### Basics of Machine Learning Series

### Pick a network architecture:

This usually means to pick the connectivity pattern between the neurons.

Fig.1 shows a few examples of network architectures. It can be seen that the three networks have the same number of input and output units. This is so because the input units equals input features in a given training example while the output units equals the number of target classes.

As a general rule, the when the number of classes are greater than 2, then the classes should be one hot encoded to ease the process of classification. It can be seen an defining individual logistic units for determining whether or not it belongs to that class.

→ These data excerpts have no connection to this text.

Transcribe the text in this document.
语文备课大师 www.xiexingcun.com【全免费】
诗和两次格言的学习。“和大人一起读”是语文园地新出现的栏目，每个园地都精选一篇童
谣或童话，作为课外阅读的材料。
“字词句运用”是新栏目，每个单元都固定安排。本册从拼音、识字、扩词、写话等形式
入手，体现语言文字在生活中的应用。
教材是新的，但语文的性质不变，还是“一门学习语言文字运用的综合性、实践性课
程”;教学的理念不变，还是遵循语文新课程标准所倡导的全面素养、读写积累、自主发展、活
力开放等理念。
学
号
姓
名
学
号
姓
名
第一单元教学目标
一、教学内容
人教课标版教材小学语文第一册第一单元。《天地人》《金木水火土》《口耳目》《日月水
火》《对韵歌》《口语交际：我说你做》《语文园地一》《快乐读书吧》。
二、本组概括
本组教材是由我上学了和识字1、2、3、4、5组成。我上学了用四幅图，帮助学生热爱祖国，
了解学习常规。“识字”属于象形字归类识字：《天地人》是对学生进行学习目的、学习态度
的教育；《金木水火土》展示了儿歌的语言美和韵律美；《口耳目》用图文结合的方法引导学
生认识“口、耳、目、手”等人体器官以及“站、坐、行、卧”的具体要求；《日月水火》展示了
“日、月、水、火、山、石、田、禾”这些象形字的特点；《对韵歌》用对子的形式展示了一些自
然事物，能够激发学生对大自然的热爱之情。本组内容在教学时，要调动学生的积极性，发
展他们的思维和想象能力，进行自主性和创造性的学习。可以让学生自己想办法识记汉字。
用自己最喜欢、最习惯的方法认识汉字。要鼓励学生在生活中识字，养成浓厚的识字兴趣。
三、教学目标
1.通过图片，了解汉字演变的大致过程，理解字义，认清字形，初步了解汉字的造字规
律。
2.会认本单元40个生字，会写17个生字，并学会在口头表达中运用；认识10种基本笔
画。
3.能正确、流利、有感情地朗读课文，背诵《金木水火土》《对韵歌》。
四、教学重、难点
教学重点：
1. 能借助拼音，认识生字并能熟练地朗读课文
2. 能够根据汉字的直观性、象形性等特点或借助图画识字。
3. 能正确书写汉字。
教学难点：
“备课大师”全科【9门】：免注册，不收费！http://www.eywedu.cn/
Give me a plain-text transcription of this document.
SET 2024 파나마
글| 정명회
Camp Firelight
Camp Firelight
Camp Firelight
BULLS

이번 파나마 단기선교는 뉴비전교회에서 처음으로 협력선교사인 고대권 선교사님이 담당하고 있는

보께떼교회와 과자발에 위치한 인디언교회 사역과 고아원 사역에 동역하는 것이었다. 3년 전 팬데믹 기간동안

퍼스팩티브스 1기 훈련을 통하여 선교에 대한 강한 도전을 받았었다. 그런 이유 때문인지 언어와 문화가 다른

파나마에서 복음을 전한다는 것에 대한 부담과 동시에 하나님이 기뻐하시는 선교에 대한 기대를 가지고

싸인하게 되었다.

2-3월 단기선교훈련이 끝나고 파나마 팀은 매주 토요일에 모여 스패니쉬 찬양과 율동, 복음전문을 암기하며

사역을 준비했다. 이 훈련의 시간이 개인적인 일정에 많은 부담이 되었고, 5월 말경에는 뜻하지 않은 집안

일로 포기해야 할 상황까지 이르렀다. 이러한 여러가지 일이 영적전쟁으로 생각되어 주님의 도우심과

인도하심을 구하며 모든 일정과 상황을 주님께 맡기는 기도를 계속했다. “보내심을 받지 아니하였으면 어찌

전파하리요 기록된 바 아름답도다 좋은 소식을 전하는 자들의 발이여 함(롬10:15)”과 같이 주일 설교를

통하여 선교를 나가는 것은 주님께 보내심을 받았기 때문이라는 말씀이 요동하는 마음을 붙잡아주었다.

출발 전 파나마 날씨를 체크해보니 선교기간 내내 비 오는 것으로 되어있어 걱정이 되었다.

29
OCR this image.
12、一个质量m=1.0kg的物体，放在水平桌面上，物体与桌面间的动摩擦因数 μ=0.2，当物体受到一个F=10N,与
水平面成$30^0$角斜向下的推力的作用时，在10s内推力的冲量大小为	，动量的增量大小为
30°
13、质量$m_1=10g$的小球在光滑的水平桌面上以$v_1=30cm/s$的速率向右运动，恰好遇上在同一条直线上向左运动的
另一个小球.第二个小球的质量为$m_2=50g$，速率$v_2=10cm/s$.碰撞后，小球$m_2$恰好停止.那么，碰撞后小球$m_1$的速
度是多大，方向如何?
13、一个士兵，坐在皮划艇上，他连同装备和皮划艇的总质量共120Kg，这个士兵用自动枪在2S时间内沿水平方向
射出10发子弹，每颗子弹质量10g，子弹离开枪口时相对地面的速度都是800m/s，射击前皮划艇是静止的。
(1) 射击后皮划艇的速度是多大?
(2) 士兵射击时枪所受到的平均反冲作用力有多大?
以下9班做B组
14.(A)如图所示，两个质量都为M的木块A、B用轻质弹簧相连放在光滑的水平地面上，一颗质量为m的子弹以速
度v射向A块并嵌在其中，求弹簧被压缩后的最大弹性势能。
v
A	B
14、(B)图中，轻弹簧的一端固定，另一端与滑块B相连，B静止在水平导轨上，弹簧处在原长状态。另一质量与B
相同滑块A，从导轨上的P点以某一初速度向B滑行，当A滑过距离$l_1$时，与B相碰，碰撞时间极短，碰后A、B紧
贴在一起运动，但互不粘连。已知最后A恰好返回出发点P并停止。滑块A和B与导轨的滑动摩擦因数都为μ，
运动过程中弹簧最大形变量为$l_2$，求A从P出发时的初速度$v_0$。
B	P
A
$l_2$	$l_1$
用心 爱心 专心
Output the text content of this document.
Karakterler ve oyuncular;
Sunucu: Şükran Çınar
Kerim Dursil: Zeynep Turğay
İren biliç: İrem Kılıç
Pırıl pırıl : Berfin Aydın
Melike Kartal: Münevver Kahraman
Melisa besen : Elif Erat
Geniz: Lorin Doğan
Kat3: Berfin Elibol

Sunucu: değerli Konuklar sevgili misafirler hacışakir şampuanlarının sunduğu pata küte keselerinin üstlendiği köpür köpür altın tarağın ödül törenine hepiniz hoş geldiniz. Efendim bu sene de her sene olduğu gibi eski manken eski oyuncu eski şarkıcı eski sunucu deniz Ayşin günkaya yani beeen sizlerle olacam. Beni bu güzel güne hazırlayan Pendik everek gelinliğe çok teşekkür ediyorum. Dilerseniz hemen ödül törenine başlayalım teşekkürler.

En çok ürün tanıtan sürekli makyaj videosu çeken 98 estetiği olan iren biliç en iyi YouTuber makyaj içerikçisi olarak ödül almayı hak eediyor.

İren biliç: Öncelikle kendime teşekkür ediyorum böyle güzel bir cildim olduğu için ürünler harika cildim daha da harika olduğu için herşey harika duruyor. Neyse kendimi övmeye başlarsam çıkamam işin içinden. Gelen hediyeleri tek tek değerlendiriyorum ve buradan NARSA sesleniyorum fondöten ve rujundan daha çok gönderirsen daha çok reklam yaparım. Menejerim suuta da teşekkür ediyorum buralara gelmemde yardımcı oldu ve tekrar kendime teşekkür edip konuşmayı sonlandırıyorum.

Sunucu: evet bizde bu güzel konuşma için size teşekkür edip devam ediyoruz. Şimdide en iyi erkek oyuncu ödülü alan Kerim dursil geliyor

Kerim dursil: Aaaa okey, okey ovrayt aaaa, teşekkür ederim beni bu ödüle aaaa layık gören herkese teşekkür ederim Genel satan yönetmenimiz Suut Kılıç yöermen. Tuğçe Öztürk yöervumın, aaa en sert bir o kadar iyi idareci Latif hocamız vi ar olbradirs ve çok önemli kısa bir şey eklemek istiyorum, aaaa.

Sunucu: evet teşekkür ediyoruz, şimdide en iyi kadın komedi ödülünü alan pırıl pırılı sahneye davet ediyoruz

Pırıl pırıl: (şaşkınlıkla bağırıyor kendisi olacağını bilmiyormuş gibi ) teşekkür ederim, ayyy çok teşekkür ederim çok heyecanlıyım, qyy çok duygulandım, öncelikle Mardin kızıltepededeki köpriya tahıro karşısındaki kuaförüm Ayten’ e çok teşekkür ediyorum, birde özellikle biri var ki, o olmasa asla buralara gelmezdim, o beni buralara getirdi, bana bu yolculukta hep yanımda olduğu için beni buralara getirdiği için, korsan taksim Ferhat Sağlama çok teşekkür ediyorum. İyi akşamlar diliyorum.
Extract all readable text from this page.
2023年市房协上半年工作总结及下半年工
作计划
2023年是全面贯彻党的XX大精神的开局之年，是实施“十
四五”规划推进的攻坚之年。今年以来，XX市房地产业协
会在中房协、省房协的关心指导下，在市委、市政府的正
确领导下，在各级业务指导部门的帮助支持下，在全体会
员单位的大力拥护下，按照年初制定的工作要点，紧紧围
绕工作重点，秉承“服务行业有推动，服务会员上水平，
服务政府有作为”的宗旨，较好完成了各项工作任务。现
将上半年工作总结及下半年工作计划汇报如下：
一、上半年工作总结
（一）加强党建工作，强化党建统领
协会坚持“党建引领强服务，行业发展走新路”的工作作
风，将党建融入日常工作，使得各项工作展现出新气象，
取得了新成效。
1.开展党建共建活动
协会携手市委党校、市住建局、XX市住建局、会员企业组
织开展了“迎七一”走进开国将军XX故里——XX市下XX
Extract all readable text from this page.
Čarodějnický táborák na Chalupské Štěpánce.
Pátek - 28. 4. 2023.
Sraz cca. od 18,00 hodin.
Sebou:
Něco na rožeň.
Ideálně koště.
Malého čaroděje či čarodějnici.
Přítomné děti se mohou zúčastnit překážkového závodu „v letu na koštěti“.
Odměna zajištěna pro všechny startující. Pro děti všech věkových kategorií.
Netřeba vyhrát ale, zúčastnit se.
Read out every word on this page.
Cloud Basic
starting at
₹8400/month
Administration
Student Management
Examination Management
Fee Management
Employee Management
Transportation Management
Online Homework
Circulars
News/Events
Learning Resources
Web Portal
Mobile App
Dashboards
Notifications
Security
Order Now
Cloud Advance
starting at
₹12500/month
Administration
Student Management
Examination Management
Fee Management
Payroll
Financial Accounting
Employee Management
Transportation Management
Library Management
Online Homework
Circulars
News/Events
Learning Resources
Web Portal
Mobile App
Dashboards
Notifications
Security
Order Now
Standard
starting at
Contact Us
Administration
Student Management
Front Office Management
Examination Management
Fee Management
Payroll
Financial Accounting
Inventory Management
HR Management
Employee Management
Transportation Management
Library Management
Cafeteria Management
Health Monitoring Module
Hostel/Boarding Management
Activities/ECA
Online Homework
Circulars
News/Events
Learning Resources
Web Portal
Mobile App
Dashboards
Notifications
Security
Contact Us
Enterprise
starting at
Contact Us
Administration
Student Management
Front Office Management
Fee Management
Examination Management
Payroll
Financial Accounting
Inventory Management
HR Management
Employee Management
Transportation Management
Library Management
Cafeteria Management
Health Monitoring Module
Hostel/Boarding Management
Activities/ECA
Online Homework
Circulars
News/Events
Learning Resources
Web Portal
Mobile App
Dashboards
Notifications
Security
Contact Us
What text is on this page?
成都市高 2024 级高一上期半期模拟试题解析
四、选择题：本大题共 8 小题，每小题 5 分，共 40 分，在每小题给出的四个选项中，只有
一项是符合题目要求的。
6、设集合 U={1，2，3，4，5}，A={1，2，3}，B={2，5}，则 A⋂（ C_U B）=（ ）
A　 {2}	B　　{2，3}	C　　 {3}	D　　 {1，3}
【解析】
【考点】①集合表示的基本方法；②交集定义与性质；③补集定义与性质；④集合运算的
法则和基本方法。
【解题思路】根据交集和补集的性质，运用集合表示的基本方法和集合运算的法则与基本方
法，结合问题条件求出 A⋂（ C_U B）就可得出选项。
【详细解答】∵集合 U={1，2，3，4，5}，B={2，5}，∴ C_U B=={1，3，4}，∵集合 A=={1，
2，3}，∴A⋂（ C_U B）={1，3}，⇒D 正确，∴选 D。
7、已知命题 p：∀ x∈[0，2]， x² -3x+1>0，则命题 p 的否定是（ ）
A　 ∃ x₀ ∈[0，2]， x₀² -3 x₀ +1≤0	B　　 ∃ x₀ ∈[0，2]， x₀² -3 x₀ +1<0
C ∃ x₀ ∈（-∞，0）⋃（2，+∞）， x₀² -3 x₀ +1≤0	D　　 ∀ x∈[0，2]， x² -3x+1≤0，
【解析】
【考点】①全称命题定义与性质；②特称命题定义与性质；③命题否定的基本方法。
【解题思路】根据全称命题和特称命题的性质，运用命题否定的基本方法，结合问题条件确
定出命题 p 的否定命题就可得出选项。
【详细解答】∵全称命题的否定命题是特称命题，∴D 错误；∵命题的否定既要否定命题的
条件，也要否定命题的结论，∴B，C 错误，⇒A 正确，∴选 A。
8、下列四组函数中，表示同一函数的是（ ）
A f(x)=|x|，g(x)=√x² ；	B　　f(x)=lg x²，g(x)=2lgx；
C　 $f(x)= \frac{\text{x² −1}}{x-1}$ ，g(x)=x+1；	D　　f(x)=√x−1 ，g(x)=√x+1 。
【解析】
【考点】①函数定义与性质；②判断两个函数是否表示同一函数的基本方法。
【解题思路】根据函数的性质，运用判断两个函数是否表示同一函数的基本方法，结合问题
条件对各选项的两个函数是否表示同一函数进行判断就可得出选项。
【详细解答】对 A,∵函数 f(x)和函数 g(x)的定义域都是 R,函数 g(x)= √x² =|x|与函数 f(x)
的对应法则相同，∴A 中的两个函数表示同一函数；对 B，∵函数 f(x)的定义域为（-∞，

As a default, the number of hidden layers can be kept as 1, or if the number of hidden layers is greater than 1, then the same number of hidden units in each layer. Also, the more the number of hidden units the better. One drawback it presents is in terms of computation expense. The number of units in a hidden layer is generally comparable or a little greater than the number of features (2, 3, or 4 times maybe).

### Training a neural network:

- Random weight initialization
- Forward propagation to calculate \(h(x^{(i)})\)
- Calculate the cost, \(J(\Theta)\)
- Backpropagation to compute partial derivatives, \(\frac {\partial} {\partial \Theta_{jk}^{(l)}} J(\Theta)\)
- Use gradient checking to compare \(\frac {\partial} {\partial \Theta_{jk}^{(l)}} J(\Theta)\) given by backpropagation vs the numerical estimate of gradient. Then disable gradient checking.
- Use gradient descent or any other optimization algorithm to minimize \(J(\Theta)\).

For neural networks the cost function, \(J(\Theta)\) is non-convex and hence susceptible to local minima. But in practice it does not present a serious problem in the implementation.